À son image notre religion se doit d’être obscure, cachée : elle se vit dans le secret, comme Jésus le déclare selon l’évangéliste Matthieu : « Gardez-vous de pratiquer votre justice devant les humains, pour en être vus, autrement vous n’aurez pas de récompense auprès de votre Père qui est dans les cieux. Quand donc tu fais l’aumône, ne sonne pas de la trompette devant toi, comme font les hypocrites dans les synagogues et dans les rues, afin d’être glorifiés par les humains. En vérité je vous le dis, ils ont reçu leur récompense. Mais quand tu fais l’aumône, que ta gauche ne sache pas ce que fait ta droite, afin que ton aumône se fasse en secret, et ton Père, qui voit dans le secret, te le rendra. Lorsque vous priez, ne soyez pas comme les hypocrites, qui aiment à prier debout dans les synagogues et aux coins des rues, pour se montrer aux humains. En vérité je vous le dis, ils ont reçu leur récompense. Mais toi quand tu pries, entre dans ta chambre, ferme ta porte et prie ton Père qui est dans le secret, et ton Père qui voit dans le secret te le rendra. » (Matth. 6 / 1-6)
N’en est-il pas de même de l’amour, qui se vit dans le secret et qui pourtant illumine les êtres et les cœurs ? La société d’aujourd’hui l’a oublié, qui est exhibitionniste, et avec la publicité de l’amour elle a oublié l’amour. Personne ne peut être témoin de ce qui se vit dans l’intimité, sauf à tuer l’intimité. Personne n’a assisté à la résurrection de Jésus, mais lui s’est montré vivant à plusieurs et la foi est née de ces rencontres (cf. 1 Cor. 15 / 3-10).

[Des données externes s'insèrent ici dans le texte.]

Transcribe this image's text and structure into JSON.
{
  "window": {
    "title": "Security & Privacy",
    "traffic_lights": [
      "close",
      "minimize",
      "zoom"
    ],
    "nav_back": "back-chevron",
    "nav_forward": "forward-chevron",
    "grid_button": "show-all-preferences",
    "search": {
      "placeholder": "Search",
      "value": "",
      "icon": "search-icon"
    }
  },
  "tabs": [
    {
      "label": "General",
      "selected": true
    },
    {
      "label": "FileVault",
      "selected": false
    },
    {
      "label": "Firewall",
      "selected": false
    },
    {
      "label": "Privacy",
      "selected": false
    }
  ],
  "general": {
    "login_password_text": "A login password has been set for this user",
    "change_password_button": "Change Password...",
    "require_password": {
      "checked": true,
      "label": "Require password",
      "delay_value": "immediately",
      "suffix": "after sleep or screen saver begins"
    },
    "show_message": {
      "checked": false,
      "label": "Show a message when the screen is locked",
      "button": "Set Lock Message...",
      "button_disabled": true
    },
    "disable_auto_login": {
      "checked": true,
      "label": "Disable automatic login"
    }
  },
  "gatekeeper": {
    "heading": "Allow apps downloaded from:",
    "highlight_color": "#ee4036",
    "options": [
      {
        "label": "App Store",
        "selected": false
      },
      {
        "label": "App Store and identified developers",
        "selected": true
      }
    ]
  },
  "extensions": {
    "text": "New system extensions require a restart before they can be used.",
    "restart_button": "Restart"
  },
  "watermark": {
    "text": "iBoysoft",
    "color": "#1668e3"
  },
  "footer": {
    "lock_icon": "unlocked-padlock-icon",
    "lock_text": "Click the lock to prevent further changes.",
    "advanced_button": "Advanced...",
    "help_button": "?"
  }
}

Et pour nous, même si nous ne savons pas en parler, il s’est passé la même chose : une rencontre intime entre nous et le Ressuscité, par laquelle notre croyance s’est transformée en confiance, notre attente en action de grâces, nos errements en certitude, etc. Après, nos pratiques religieuses et morales, notre culte, notre vie d’Église, nos discours et nos actes, nos solidarités, entre nous ou avec d’autres, essaient simplement d’en rendre témoignage.
Si notre vie et notre foi se vivent sur le mode sacrificiel, sur ce que nous devons à Dieu, alors nous sommes totalement à côté de l’Évangile, et en plus nous ne pouvons que nous abîmer dans la culpabilité. Or « le salaire du péché, c’est la mort ; mais le don gratuit de Dieu, c’est la vie éternelle en Jésus-Christ notre Seigneur. » (Rom. 6 / 23) Rien de ce que nous pouvons faire n’enlèvera notre péché : seule la mort du Christ a opéré ce miracle de réconciliation entre Dieu et chacun de nous. Il nous faut donc apprendre à vivre, individuellement et communautairement, en personnes qui avons reçu ce « don gratuit » et qui le laissons irriguer nos existences et notre Église dans son culte, ses fêtes, ses solidarités, son témoignage. Dieu n’agrée pas nos sacrifices. Mais nous, nous agréons le sien dans le secret de notre foi, et nous lui en rendons grâces par notre vie, nos chants, nos louanges, notre souci de ceux qu’il met sur notre route, et plein d’autres choses et d’autres moments. C’est bien ainsi que nous attestons qu’à lui seul est la gloire, et non point à qui que ce soit d’autre, pas même à nous ! Amen.